The new Naxos performance of Nyman’s work is based on a production given by Nashville Opera in November 2013. Indeed, one of its functions is clearly to provide a souvenir of that occasion: there is a brief note by the director, John Hoomes, and a veritable smorgasbord of credits naming everyone even remotely associated with the production, from the pianist’s page turner through the make-up artist to every conceivable luminary of the Nashville Opera Association. That said, there is nothing to suggest that the CD itself was recorded ‘live’: the sound is of excellent ‘studio’ quality, and there are no audience or stage noises.

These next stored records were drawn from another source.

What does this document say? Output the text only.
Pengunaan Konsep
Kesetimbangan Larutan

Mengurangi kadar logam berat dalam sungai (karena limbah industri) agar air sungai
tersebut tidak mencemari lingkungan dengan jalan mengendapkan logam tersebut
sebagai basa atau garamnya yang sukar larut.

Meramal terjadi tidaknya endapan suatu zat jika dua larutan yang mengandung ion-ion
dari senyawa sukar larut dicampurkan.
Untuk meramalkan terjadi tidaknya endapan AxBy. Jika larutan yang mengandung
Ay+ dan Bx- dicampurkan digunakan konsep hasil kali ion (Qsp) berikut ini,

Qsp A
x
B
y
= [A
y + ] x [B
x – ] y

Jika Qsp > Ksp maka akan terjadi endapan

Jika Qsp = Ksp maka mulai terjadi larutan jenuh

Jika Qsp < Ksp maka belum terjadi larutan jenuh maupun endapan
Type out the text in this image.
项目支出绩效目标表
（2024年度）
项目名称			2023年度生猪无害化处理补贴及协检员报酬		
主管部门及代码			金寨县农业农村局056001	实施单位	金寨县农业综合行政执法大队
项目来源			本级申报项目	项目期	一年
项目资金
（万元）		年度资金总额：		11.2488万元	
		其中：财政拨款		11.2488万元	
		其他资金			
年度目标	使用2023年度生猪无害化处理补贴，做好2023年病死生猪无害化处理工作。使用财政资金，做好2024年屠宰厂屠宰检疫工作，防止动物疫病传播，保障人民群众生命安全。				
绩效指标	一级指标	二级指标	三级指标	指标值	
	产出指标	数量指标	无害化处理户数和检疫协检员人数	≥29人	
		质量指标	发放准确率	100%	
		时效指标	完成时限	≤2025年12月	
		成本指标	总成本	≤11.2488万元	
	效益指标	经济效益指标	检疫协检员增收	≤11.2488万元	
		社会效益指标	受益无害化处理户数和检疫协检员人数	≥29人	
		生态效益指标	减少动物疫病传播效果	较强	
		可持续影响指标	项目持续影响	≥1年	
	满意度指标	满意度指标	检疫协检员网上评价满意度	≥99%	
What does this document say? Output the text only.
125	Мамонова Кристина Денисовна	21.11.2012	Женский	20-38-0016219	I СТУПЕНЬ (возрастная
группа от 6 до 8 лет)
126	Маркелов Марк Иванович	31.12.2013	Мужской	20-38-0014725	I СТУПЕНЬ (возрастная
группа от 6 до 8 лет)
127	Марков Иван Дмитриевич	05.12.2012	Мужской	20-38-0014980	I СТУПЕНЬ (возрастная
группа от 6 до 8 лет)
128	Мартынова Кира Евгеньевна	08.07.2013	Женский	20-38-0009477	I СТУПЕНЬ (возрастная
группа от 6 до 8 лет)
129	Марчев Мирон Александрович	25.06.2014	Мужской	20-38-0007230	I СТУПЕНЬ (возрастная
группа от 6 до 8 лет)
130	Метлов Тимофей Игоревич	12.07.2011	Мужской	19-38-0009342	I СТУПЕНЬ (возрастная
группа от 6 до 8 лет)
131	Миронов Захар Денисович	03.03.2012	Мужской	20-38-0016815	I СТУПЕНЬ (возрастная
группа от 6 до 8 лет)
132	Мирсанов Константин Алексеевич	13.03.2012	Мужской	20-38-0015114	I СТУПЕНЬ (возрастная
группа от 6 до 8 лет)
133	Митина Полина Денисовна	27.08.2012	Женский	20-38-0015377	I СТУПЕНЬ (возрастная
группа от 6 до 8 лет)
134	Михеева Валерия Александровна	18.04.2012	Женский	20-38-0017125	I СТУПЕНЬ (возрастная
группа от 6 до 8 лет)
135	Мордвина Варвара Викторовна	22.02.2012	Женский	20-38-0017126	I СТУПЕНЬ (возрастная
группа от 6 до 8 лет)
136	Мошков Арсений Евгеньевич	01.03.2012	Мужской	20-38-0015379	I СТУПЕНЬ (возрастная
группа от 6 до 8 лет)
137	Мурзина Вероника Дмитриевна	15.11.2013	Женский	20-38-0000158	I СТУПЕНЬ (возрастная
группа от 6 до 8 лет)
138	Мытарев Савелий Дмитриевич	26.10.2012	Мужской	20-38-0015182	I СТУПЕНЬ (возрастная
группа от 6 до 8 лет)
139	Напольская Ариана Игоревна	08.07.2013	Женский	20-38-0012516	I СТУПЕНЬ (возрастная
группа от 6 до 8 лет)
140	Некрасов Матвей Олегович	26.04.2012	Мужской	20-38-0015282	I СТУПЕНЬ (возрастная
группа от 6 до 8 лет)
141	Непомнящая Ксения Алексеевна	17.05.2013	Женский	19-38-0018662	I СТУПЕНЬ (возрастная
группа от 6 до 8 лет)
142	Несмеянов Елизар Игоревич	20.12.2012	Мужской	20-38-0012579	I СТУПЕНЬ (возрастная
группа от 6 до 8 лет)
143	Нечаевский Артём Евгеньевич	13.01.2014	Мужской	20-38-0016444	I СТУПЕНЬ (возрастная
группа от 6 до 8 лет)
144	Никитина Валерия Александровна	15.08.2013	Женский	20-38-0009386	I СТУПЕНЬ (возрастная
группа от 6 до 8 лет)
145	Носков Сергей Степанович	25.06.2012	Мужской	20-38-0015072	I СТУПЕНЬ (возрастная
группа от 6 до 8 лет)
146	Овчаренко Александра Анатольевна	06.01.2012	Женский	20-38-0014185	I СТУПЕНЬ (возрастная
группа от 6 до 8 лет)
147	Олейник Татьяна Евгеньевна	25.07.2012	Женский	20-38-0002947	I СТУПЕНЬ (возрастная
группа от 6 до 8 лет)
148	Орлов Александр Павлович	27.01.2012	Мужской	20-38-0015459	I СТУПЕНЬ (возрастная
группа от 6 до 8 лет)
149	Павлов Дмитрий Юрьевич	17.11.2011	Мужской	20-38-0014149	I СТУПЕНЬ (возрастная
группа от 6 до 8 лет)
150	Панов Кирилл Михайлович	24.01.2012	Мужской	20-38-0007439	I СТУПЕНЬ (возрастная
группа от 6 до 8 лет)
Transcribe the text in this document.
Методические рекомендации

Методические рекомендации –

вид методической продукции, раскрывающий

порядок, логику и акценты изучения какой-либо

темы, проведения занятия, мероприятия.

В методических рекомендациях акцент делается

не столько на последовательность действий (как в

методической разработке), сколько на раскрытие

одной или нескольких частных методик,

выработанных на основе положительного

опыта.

The three young singers generally acquit themselves well. Curiously, given that one sings the Duke of Mantua and the other Sparafucile, the (pleasingly) baritonal tenor, Ryan MacPherson and the bass, Matthew Trevi˝o initially sound rather like each other – a situation which isn’t helped by the seeming misattribution of some of their lines in the online libretto. But that impression doesn’t really last, and both clearly have the measure of their roles, combining expressiveness with excellent diction. The rather brittle, fluttery soprano of Rebecca Sjowńll will not please all ears, but she gives a vivid performance as the unfortunate wife, rising well to her occasional ‘big moments’ ‒ such as her anguish when, following a period of relative lucidity, Dr P. fails to recognize a photograph of his mother, and her anger when the neurologist speaks seemingly unkindly of her husband’s painting. Dean Williamson and his musicians give a thoroughly sound and sensitive account of the score, though one which seems to me rather to underplay its humour.

Overall, it would be idle to pretend that this new recording supersedes that on CBS Masterworks (MK 44669) featuring such seasoned campaigners as Emile Belcourt and Frederick Westcott, and conducted by the composer. I have seen no evidence, however, to suggest that this 1987 issue remains generally available, or that there have been any other recordings since. In that context especially, the Nashville recording can be warmly welcomed and recommended. One could do with slightly older singers, and the performance as a whole perhaps lacks something in characterful individuality; on the other hand, there is nothing seriously wrong with it, the sound is good, and – above all – it restores to the catalogue a highly unusual work of real craftsmanship and considerable depth.